01:59 is declared it could be called multiple different times and the thing that it's referencing is mutable. So in the production of this function body or for instance if it gets called later or something like that TypeScript doesn't know how this function is going to be used. This could be like a subscribe function which is called at some later date.

02:16 TypeScript doesn't know that filter is just called synchronously with all of the members here. So because of that because TypeScript doesn't know all of that information it removes the narrowing that was done on searchparams.name. Now I just want to check something out quickly here.

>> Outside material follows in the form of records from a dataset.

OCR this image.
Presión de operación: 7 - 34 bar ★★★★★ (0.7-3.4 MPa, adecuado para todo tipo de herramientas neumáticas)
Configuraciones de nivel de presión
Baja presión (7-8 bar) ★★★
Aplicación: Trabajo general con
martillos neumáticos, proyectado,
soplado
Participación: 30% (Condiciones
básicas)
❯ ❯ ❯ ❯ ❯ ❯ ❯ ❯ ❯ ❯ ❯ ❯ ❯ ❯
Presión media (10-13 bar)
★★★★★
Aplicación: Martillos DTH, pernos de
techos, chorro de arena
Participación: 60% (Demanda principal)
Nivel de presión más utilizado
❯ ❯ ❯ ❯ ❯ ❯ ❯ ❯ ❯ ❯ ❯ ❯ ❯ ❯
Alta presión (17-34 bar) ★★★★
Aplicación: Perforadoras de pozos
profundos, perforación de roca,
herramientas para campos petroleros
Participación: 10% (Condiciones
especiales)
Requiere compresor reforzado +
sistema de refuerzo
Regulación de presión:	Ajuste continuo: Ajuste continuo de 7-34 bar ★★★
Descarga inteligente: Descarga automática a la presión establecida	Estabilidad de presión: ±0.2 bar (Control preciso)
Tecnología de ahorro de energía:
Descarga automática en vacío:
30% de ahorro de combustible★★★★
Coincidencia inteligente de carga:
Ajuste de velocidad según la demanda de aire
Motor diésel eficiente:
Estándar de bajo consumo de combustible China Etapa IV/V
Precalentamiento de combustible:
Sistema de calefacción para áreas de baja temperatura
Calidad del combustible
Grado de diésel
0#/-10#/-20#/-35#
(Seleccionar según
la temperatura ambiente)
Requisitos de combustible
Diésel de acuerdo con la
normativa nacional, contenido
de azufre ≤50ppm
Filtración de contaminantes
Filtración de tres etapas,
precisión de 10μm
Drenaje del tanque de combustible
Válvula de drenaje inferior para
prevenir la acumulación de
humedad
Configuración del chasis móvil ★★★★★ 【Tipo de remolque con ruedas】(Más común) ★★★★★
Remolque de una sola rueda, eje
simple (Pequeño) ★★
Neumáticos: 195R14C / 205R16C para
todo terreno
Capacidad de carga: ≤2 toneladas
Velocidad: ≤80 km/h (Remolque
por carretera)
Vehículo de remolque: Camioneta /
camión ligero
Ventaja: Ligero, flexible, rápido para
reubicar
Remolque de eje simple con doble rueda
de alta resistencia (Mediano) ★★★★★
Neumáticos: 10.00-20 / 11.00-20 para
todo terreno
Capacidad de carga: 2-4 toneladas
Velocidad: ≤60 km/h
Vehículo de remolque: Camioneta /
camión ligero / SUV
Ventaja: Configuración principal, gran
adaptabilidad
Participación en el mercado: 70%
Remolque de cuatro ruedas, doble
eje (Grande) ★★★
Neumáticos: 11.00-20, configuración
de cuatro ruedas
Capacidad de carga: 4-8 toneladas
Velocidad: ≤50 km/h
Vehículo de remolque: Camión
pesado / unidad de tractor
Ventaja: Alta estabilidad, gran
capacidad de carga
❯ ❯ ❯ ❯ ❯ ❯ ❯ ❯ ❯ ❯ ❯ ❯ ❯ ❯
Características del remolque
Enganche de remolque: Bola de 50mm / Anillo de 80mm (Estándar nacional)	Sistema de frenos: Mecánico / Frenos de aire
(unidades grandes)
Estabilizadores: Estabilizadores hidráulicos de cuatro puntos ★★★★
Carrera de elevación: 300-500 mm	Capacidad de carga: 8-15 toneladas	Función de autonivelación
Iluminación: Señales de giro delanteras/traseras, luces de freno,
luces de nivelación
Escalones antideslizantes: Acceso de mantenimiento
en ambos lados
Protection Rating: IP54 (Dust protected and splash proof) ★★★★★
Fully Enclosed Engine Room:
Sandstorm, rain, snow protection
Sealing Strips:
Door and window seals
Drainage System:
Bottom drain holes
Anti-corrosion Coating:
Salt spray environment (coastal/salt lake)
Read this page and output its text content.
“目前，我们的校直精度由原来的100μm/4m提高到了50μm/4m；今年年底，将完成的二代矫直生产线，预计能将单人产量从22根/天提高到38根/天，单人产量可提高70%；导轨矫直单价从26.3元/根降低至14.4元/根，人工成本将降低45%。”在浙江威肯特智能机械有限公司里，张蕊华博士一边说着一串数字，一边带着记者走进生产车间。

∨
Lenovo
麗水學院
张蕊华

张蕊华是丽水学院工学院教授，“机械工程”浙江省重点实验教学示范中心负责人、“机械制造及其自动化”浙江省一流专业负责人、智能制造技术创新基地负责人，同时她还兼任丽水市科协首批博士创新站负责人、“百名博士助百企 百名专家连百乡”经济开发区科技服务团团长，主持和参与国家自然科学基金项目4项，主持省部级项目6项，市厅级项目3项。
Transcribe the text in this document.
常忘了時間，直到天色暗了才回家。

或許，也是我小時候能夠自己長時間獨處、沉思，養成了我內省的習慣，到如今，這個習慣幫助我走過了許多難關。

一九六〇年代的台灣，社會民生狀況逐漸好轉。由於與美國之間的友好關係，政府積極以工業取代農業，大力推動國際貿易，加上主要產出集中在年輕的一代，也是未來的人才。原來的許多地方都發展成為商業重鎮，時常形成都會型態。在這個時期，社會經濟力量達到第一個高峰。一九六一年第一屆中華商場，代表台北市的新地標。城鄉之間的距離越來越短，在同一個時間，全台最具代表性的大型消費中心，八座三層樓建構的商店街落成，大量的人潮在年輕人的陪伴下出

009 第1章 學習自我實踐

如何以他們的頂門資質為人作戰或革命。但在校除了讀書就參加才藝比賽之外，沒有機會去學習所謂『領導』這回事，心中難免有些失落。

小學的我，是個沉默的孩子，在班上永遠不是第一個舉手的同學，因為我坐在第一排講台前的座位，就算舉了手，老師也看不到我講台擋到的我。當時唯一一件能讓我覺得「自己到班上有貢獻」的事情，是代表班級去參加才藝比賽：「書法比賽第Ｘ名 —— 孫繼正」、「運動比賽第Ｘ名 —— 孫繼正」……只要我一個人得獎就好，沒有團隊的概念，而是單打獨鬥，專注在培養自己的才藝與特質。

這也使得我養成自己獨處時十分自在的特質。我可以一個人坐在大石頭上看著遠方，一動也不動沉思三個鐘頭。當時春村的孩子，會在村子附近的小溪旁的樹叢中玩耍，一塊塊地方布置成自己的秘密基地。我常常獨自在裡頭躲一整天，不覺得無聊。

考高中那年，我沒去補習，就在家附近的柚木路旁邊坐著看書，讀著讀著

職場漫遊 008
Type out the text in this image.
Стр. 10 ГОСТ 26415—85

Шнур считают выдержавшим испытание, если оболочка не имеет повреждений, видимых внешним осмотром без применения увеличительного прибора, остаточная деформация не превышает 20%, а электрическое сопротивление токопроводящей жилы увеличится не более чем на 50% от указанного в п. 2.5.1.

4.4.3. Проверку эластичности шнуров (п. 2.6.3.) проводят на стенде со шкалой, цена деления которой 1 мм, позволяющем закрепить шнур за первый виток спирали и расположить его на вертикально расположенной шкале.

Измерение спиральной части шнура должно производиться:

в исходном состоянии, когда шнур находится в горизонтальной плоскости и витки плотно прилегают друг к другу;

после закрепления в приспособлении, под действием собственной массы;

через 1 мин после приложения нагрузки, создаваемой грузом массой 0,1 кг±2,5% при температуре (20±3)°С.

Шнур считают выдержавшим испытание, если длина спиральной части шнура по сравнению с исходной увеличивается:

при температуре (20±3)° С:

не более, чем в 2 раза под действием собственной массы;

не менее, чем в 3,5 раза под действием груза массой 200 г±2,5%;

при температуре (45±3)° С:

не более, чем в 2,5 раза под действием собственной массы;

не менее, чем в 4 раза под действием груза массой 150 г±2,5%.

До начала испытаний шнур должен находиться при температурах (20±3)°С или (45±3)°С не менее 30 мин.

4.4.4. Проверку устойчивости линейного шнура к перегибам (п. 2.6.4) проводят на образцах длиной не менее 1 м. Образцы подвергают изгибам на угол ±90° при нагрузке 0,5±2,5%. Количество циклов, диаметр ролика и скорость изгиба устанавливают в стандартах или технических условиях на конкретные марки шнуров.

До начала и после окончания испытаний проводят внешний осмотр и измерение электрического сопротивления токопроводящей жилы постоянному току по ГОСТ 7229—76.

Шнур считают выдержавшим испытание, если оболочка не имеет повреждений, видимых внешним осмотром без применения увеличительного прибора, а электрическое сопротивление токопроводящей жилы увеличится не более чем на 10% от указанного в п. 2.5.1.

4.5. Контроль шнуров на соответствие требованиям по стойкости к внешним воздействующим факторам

No a read-only annotation doesn't work

02:34 but something that will work what we can do is we can say let's just say we say let searchparams.name equals searchparams.name here and now instead of referencing searchparams.name we stick it in here. This is might be something that you sort of land on you think okay maybe

02:51 this will work. Okay now searchparams.name is its own variable and it's a let now but the let has the same issues as the object did. It could be changed at any time. Anytime we want to we could

03:04 go in and change searchparams.name. What if we though change it to a const? Oh okay now we've changed it to a const we know that searchparams.name can never change so when we narrow it inside here

03:17 we now know that the thing that's been narrowed is a const and can never change and so even inside this if body here this scope then anything inside that scope is guaranteed to have that be a string. Really nice because that has been saved in a variable that's a const that can never be changed

03:37 at runtime. So this is a really really important thing to grok because it's it's so fundamental to the way that TypeScript thinks about narrowing. Any of the narrowing examples we've seen so far can be disrupted by sort of putting them in different scopes whereas if you save things

03:53 into const variables like this then it means that TypeScript can be sure and also your code can be sure too. That really that thing can never be changed and never be mutated and never in this case be undefined.